También nos parecían interesantes cuestiones sobre la explotación minera. Cuando un territorio rural depende de una industria tan importante y tiene esas materias primas en su territorio, esa mina que ya está en decadencia, de qué van a vivir los trabajadores mineros y sus familias después de que se termine la explotación de esos recursos… También recuperamos el tema de las cooperativas y de ese impulso andalucista que hubo a comienzos de la Transición. Hay muchos elementos que se conectan entre sí y con el presente.
P: En otras entrevistas habéis hablado de factores políticos y religiosos, pero también económicos, que impidieron a Fernando dirigir más películas. ¿Cómo influyó el origen y el contexto tanto económico como geográfico de Fernando en la recepción del documental y posteriormente en su carrera? ¿Cómo está presente la conciencia de clase en ‘Caja de resistencia’ y en vuestro trabajo en general?
Concha: Eso también es absolutamente esencial porque nosotros nos vimos muy identificados con Fernando, a pesar de que nuestras vidas eran muy distintas. Nos sentimos identificados en esta idea de la imposibilidad o la dificultad de hacer, por distintos motivos por supuesto y sin frivolizar en absoluto.
Hoy estamos aquí (Madrid), pero venimos desde Málaga y a nosotros nos cuesta mucho trabajo hacer películas desde la periferia —para quien lo entienda así, yo no lo entiendo como una periferia—. Nosotros trabajamos de una manera artesanal, con tiempos largos, con un equipo muy pequeño… Todo lo que va en contra de las lógicas industriales. Ahí es donde nosotros nos vimos muy identificados. Pensamos: este es un hombre que nunca más pudo hacer una película por una causa mucho más pesada, pero a día de hoy, nosotros tenemos también muchos impedimentos que tienen que ver con otras cuestiones, y una es fundamental para nosotros, que es la cuestión de clase.
Nosotros estamos fuera del circuito, tampoco hemos estudiado formalmente cine, aunque hemos podido acceder a una formación universitaria, somos profes universitarios…etc. Pero nosotros sí que sentimos fuertemente esto de estar fuera de los centros de producción y de ser de una clase social trabajadora. Con todo el confort que hemos podido disfrutar por ser de esta generación y no de la de Fernando.
Para nosotros era muy importante que esto quedara claro en la película. Por eso ‘Caja de resistencia’ no es solamente un ensayo sobre lo latente, sobre el fracaso, sobre la posibilidad, sobre los mundos imaginarios, sobre la utopía, sino que también tiene algo de biografía sobre este hombre que no pudo hacer porque no le dejaron. Porque no era nadie en un ambiente cinematográfico que era muy cerrado y que creemos que hoy sigue siendo más cerrado de lo que parece.

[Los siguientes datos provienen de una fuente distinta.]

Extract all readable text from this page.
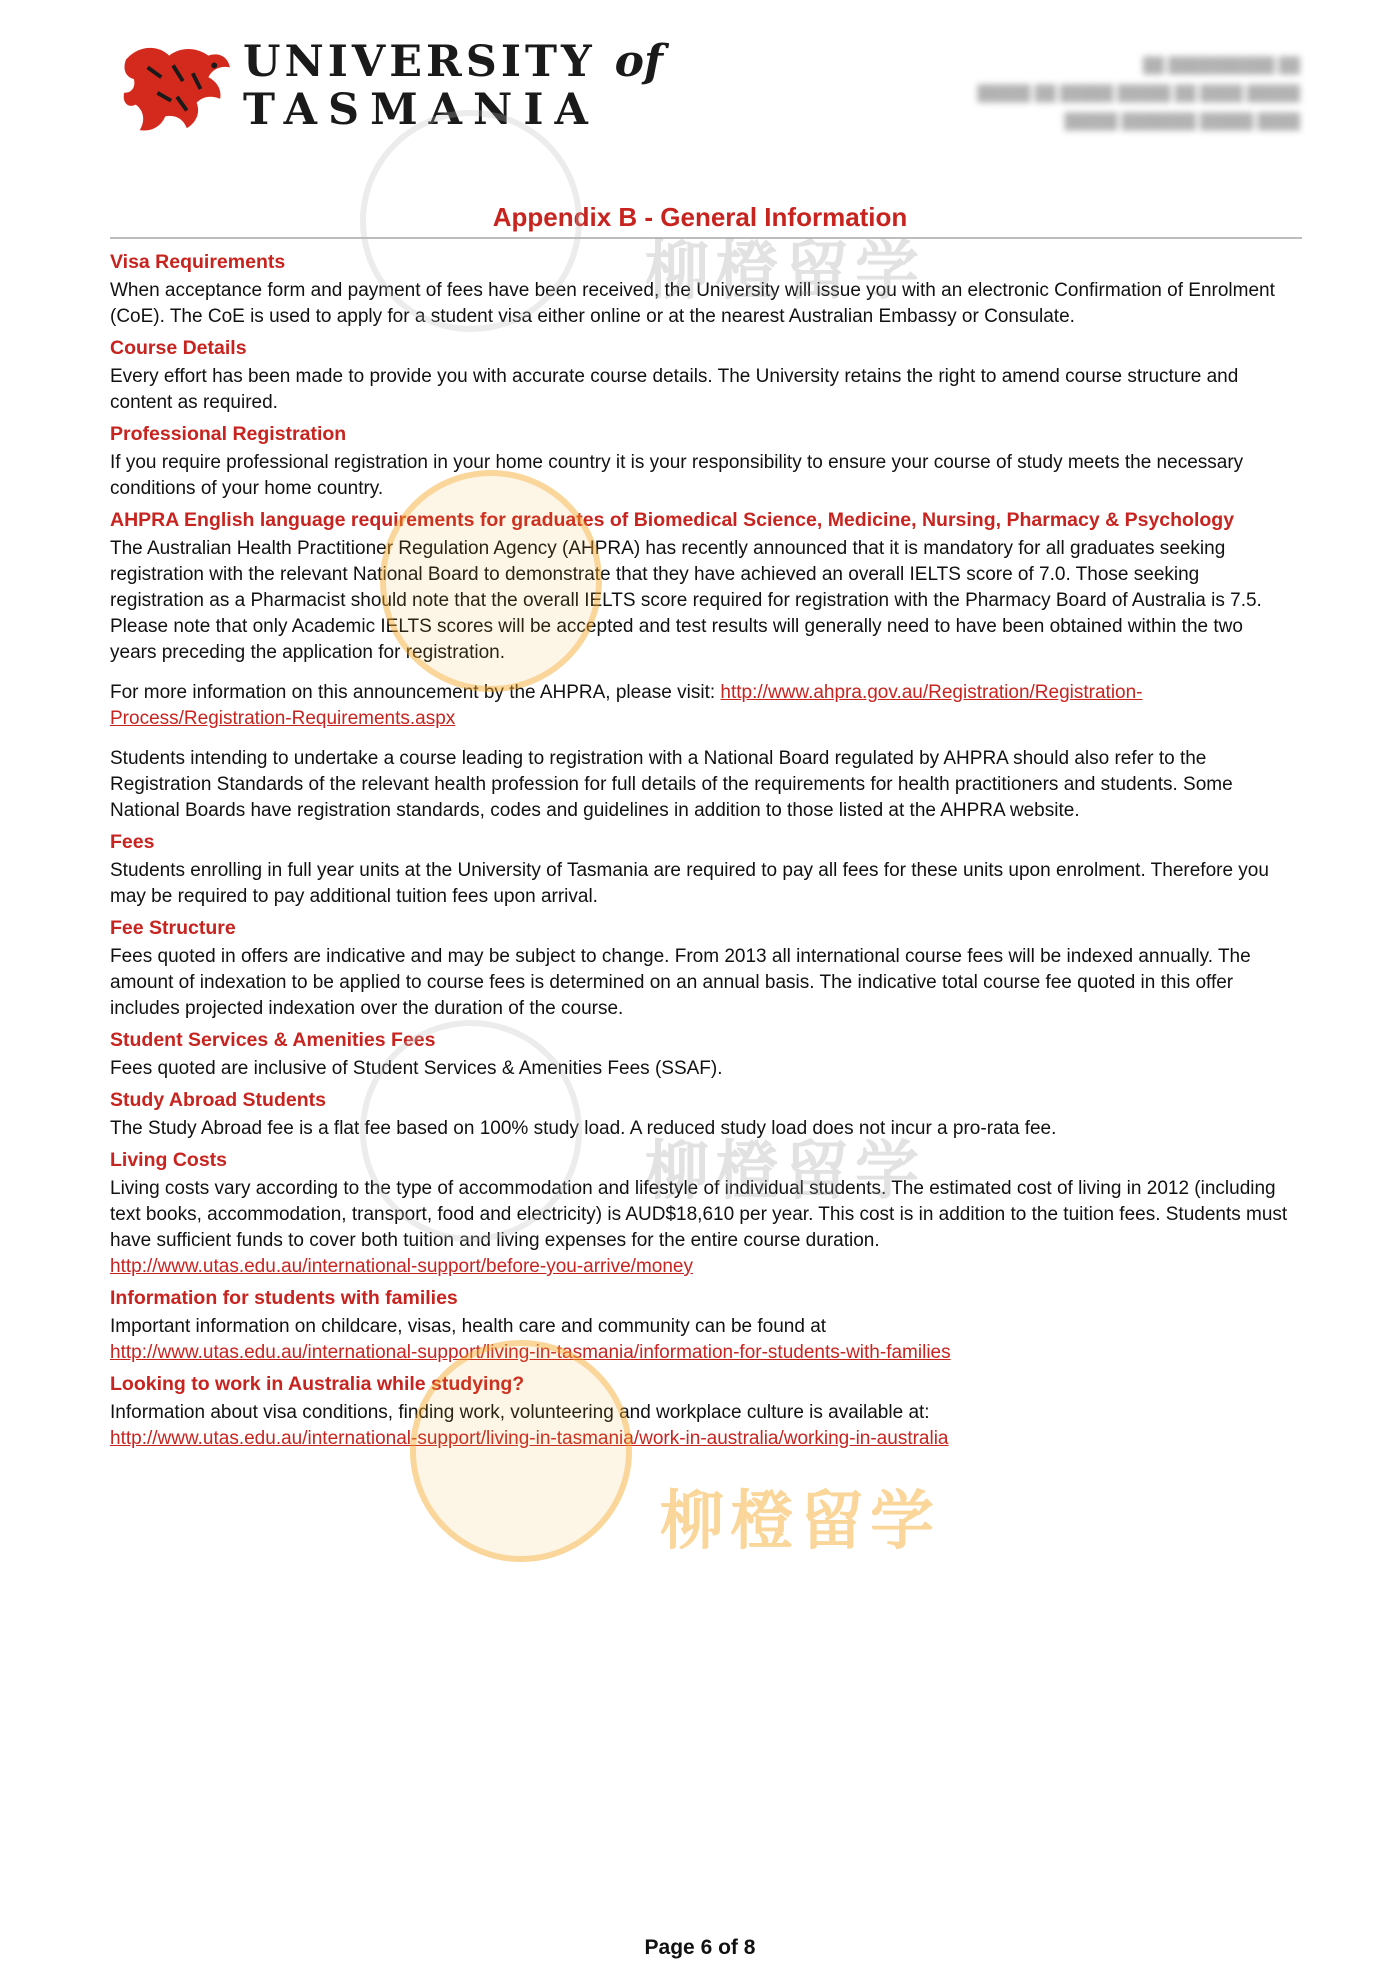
UNIVERSITY of
TASMANIA
██ ██████████ ██
█████ ██ █████ █████ ██ ████ █████
█████ ███████ █████ ████
Appendix B - General Information
Visa Requirements
When acceptance form and payment of fees have been received, the University will issue you with an electronic Confirmation of Enrolment (CoE). The CoE is used to apply for a student visa either online or at the nearest Australian Embassy or Consulate.
Course Details
Every effort has been made to provide you with accurate course details. The University retains the right to amend course structure and content as required.
Professional Registration
If you require professional registration in your home country it is your responsibility to ensure your course of study meets the necessary conditions of your home country.
AHPRA English language requirements for graduates of Biomedical Science, Medicine, Nursing, Pharmacy & Psychology
The Australian Health Practitioner Regulation Agency (AHPRA) has recently announced that it is mandatory for all graduates seeking registration with the relevant National Board to demonstrate that they have achieved an overall IELTS score of 7.0. Those seeking registration as a Pharmacist should note that the overall IELTS score required for registration with the Pharmacy Board of Australia is 7.5. Please note that only Academic IELTS scores will be accepted and test results will generally need to have been obtained within the two years preceding the application for registration.
For more information on this announcement by the AHPRA, please visit: http://www.ahpra.gov.au/Registration/Registration-Process/Registration-Requirements.aspx
Students intending to undertake a course leading to registration with a National Board regulated by AHPRA should also refer to the Registration Standards of the relevant health profession for full details of the requirements for health practitioners and students. Some National Boards have registration standards, codes and guidelines in addition to those listed at the AHPRA website.
Fees
Students enrolling in full year units at the University of Tasmania are required to pay all fees for these units upon enrolment. Therefore you may be required to pay additional tuition fees upon arrival.
Fee Structure
Fees quoted in offers are indicative and may be subject to change. From 2013 all international course fees will be indexed annually. The amount of indexation to be applied to course fees is determined on an annual basis. The indicative total course fee quoted in this offer includes projected indexation over the duration of the course.
Student Services & Amenities Fees
Fees quoted are inclusive of Student Services & Amenities Fees (SSAF).
Study Abroad Students
The Study Abroad fee is a flat fee based on 100% study load. A reduced study load does not incur a pro-rata fee.
Living Costs
Living costs vary according to the type of accommodation and lifestyle of individual students. The estimated cost of living in 2012 (including text books, accommodation, transport, food and electricity) is AUD$18,610 per year. This cost is in addition to the tuition fees. Students must have sufficient funds to cover both tuition and living expenses for the entire course duration.
http://www.utas.edu.au/international-support/before-you-arrive/money
Information for students with families
Important information on childcare, visas, health care and community can be found at
http://www.utas.edu.au/international-support/living-in-tasmania/information-for-students-with-families
Looking to work in Australia while studying?
Information about visa conditions, finding work, volunteering and workplace culture is available at:
http://www.utas.edu.au/international-support/living-in-tasmania/work-in-australia/working-in-australia
柳橙留学
柳橙留学
柳橙留学
Page 6 of 8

‘Caja de resistencia’ conecta pasado y presente a través de cuestiones como la clase social y la memoria histórica. Imágenes de archivo, entrevistas, animación, fotografía y música forman una caja de resistencia que contiene la memoria de la clase trabajadora andaluza y portuguesa y que mira hacia su contenido con la esperanza de convertirse también en caja de herramientas para el futuro.

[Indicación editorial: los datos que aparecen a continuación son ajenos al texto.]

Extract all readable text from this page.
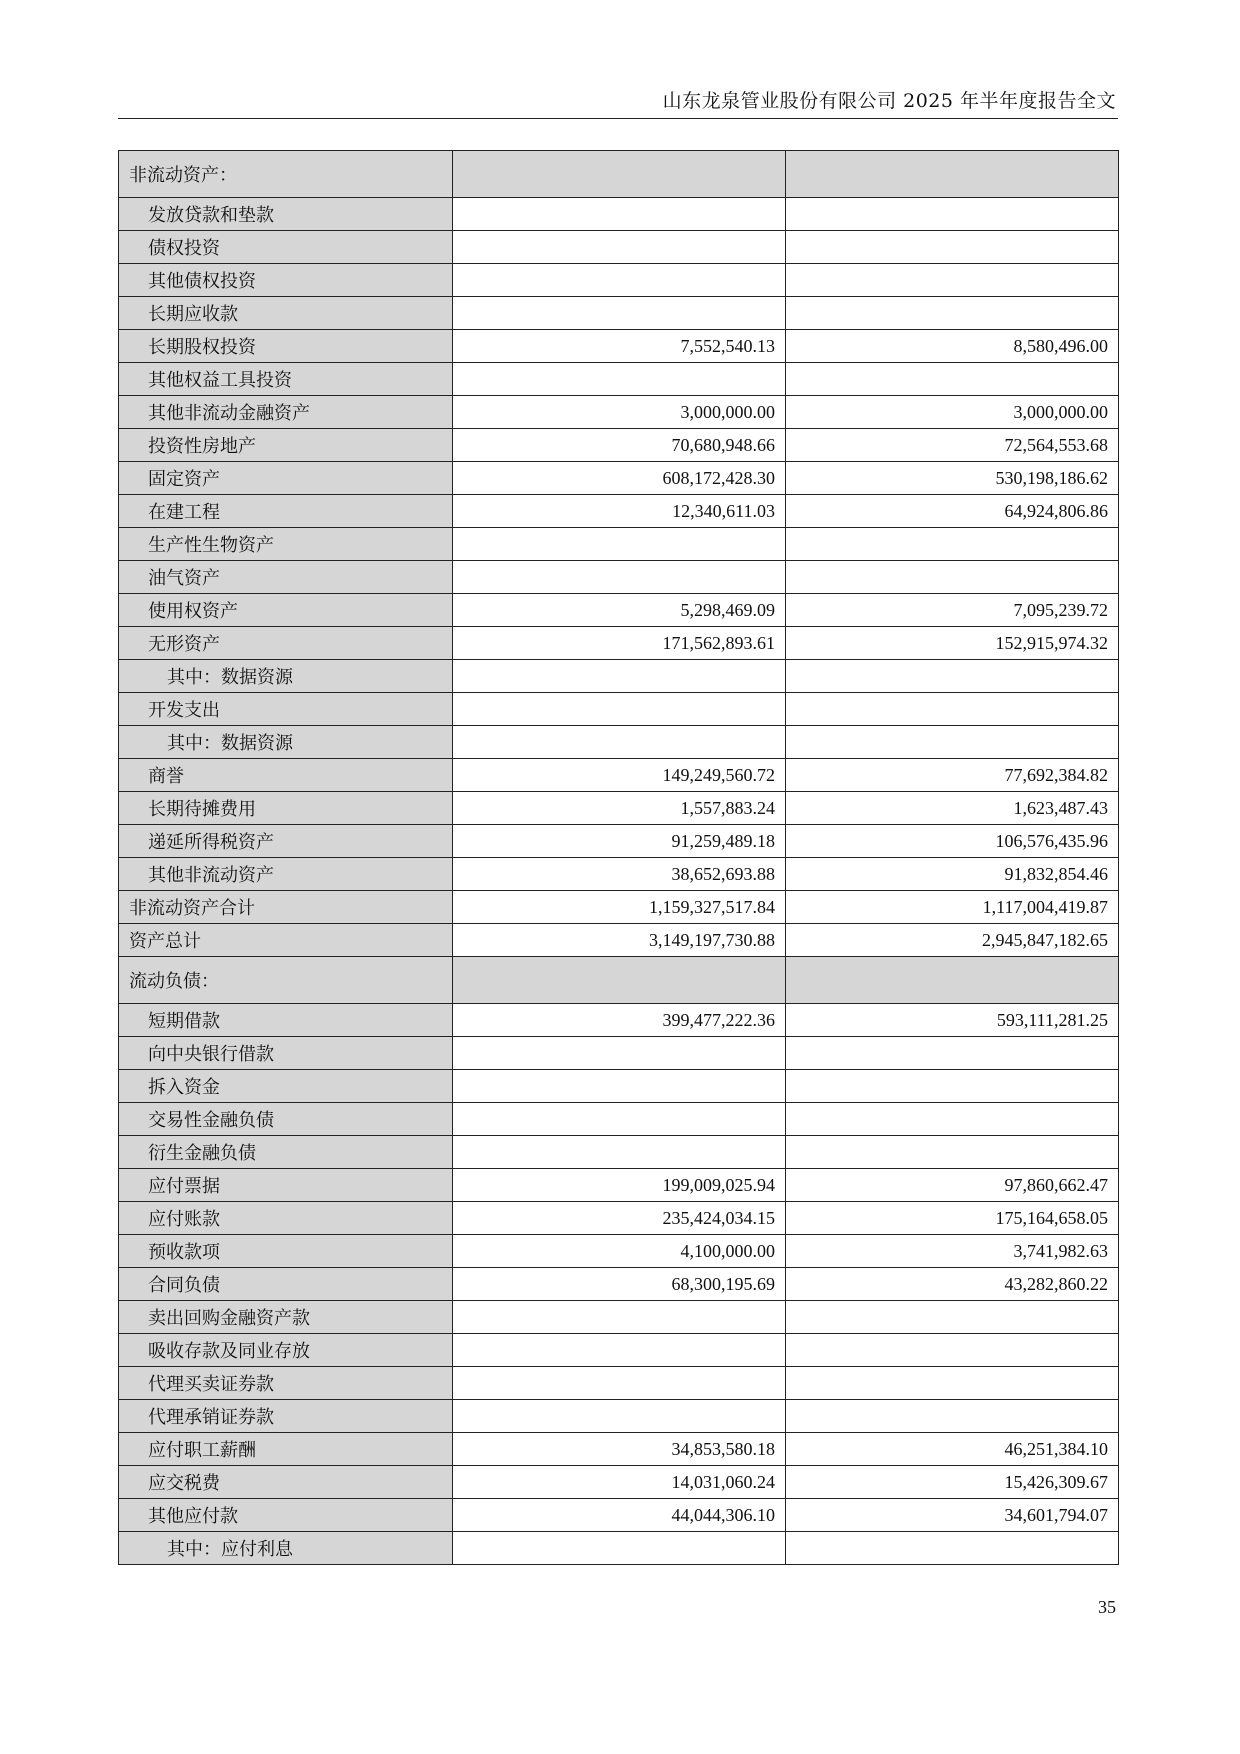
山东龙泉管业股份有限公司 2025 年半年度报告全文
非流动资产：		
发放贷款和垫款		
债权投资		
其他债权投资		
长期应收款		
长期股权投资	7,552,540.13	8,580,496.00
其他权益工具投资		
其他非流动金融资产	3,000,000.00	3,000,000.00
投资性房地产	70,680,948.66	72,564,553.68
固定资产	608,172,428.30	530,198,186.62
在建工程	12,340,611.03	64,924,806.86
生产性生物资产		
油气资产		
使用权资产	5,298,469.09	7,095,239.72
无形资产	171,562,893.61	152,915,974.32
其中：数据资源		
开发支出		
其中：数据资源		
商誉	149,249,560.72	77,692,384.82
长期待摊费用	1,557,883.24	1,623,487.43
递延所得税资产	91,259,489.18	106,576,435.96
其他非流动资产	38,652,693.88	91,832,854.46
非流动资产合计	1,159,327,517.84	1,117,004,419.87
资产总计	3,149,197,730.88	2,945,847,182.65
流动负债：		
短期借款	399,477,222.36	593,111,281.25
向中央银行借款		
拆入资金		
交易性金融负债		
衍生金融负债		
应付票据	199,009,025.94	97,860,662.47
应付账款	235,424,034.15	175,164,658.05
预收款项	4,100,000.00	3,741,982.63
合同负债	68,300,195.69	43,282,860.22
卖出回购金融资产款		
吸收存款及同业存放		
代理买卖证券款		
代理承销证券款		
应付职工薪酬	34,853,580.18	46,251,384.10
应交税费	14,031,060.24	15,426,309.67
其他应付款	44,044,306.10	34,601,794.07
其中：应付利息		
35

Entre las preguntas que el documental plantea, surge una con respecto a ese futuro: si algún día se podrá exhibir ‘Rocío’ de forma íntegra en España. Por el momento, ‘Caja de resistencia’ está en cines para mostrar lo que pudo haber sido y demostrar la vigencia del legado de un cineasta esencial hoy más que nunca.
Estreno en cines el 12 de septiembre.
La versión íntegra de ‘Rocío’ se encuentra disponible de forma gratuita en YouTube, de la misma forma que el documental ‘El caso Rocío’ (2013), donde José Luis Tirado analiza el caso a través de múltiples testimonios.
Entrevista realizada el 9 de septiembre de 2025.